“I don't see 'ow” began Mr. Kybird.
“No, o' course you don't,” said his friend. “Still, it's no use making a fuss now. The thing is done. One thing is, I don't suppose it'll make any diff——”
“Difference,” suggested Mr. Kybird, after waiting for him to finish.
“Difference,” said Mr. Smith, with an obvious effort. His face had lost its scornful expression and given way to one almost sheepish in its mildness. Mr. Kybird, staring at him in some surprise, even thought that he detected a faint shade of pink.
“We ain't all as clever as wot you are, Nat,” he said, somewhat taken aback at this phenomenon. “It wouldn't do.”

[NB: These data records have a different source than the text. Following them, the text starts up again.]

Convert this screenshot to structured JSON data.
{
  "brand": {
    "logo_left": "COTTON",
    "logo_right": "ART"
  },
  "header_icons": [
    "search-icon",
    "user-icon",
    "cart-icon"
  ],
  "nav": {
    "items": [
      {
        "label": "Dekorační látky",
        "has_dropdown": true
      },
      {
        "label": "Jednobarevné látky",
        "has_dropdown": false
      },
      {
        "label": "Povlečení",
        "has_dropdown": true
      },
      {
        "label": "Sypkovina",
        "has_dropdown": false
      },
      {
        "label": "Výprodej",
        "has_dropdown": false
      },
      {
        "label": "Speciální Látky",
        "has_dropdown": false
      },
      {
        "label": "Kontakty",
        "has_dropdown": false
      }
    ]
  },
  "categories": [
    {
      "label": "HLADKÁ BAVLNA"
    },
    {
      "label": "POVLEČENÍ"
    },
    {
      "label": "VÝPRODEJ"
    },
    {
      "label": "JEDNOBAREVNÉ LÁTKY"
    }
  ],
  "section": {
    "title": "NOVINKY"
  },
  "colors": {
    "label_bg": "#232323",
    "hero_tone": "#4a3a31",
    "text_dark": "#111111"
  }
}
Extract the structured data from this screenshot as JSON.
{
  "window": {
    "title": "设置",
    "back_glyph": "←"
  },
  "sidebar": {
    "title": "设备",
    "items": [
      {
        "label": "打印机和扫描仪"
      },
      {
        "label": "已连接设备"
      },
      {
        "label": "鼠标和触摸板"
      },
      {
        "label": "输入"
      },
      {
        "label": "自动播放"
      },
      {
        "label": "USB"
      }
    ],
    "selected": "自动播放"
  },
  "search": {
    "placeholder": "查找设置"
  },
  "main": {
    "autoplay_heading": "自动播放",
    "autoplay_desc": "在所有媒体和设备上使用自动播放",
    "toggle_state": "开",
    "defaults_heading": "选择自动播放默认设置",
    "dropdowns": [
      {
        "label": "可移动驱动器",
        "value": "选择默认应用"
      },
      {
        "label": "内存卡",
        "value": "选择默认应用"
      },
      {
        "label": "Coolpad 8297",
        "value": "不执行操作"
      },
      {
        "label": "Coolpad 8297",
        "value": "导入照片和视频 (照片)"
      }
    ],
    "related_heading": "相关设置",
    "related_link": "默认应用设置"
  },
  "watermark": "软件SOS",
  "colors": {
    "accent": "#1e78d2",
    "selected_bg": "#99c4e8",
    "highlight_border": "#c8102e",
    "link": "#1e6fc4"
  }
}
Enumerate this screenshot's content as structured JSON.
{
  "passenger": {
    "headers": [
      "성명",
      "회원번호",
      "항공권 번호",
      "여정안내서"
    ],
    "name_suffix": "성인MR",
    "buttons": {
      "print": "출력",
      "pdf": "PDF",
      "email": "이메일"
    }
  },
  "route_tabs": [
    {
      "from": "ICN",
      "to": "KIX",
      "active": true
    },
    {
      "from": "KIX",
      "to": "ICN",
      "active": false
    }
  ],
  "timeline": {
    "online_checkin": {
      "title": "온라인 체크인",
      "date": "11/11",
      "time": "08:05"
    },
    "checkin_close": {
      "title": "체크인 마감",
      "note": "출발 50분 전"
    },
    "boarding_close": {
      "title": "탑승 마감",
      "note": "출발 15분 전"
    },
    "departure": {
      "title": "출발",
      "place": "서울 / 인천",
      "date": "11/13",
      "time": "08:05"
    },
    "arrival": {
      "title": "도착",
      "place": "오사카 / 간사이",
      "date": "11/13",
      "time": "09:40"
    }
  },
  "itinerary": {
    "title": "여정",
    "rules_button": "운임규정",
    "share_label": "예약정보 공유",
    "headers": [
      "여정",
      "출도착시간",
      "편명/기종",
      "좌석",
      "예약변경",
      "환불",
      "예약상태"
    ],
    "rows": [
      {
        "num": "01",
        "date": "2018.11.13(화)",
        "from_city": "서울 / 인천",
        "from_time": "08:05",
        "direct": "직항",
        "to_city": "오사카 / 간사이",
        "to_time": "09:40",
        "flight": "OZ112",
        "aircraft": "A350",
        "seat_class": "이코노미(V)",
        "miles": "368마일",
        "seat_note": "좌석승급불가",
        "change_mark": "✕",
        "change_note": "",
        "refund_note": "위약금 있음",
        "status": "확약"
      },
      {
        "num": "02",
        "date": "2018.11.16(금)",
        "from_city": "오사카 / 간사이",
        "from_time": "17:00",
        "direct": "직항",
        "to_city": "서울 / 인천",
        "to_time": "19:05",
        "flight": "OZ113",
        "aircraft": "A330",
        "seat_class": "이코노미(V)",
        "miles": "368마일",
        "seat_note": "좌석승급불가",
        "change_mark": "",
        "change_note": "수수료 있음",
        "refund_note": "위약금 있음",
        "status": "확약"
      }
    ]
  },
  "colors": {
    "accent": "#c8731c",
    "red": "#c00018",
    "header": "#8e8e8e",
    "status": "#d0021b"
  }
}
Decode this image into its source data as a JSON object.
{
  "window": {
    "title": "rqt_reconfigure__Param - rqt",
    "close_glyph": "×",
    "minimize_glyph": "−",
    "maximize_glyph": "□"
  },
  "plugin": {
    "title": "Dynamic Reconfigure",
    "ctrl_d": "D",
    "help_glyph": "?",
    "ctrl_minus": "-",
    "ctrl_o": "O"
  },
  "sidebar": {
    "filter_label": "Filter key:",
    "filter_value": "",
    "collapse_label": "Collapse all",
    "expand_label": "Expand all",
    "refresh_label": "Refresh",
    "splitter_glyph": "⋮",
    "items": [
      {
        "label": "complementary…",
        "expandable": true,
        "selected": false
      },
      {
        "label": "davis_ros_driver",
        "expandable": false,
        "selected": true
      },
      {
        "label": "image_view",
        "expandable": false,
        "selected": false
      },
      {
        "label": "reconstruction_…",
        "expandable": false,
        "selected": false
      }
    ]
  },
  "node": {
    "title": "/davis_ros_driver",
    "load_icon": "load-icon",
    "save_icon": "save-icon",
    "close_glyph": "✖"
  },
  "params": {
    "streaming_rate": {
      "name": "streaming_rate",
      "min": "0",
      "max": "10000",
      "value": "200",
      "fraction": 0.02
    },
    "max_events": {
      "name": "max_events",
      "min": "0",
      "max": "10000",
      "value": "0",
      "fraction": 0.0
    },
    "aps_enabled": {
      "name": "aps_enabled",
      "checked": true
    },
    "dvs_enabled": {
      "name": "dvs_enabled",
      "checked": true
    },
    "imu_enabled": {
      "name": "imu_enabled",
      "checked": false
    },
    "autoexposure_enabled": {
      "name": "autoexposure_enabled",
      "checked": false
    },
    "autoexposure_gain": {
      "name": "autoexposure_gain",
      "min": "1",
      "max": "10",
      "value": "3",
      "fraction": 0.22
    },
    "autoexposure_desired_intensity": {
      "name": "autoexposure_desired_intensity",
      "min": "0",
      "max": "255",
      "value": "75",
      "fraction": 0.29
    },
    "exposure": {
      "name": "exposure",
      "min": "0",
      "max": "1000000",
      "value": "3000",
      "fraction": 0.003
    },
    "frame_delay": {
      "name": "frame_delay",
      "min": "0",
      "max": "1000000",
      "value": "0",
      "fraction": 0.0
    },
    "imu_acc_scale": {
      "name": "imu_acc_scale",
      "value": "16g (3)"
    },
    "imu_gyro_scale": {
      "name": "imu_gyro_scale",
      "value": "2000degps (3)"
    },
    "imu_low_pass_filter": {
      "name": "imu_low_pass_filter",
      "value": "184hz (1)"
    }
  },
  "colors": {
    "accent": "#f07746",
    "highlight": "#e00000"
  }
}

Mr. Smith made a strange noise in his throat and turned on him sharply. Mr. Kybird, still staring in surprise at his unwonted behaviour, drew back a little, and then his lips parted and his eyes grew round as he saw the cause of his friend's concern. An elderly gentleman with a neatly trimmed white beard and a yellow rose in his button-hole was just passing on the other side of the road. His tread was elastic, his figure as upright as a boy's, and he swung a light cane in his hand as he walked. As Mr. Kybird gazed he bestowed a brisk nod upon the bewildered Mr. Smith, and crossed the road with the evident intention of speaking to him.
“How do, Smith?” he said, in a kindly voice.
The boarding-master leaned against the shop-window and regarded him dumbly. There was a twinkle in the shipbroker's eyes which irritated him almost beyond endurance, and in the doorway Mr. Kybird—his face mottled with the intensity of his emotions—stood an unwelcome and frantic witness of his shame.
“You're not well, Smith?” said Mr. Swann, shaking his head at him gently. “You look like a man who has been doing too much brain-work lately. You've been getting the better of some-body, I know.”
Mr. Smith gasped and, eyeing him wickedly, strove hard to recover his self-possession.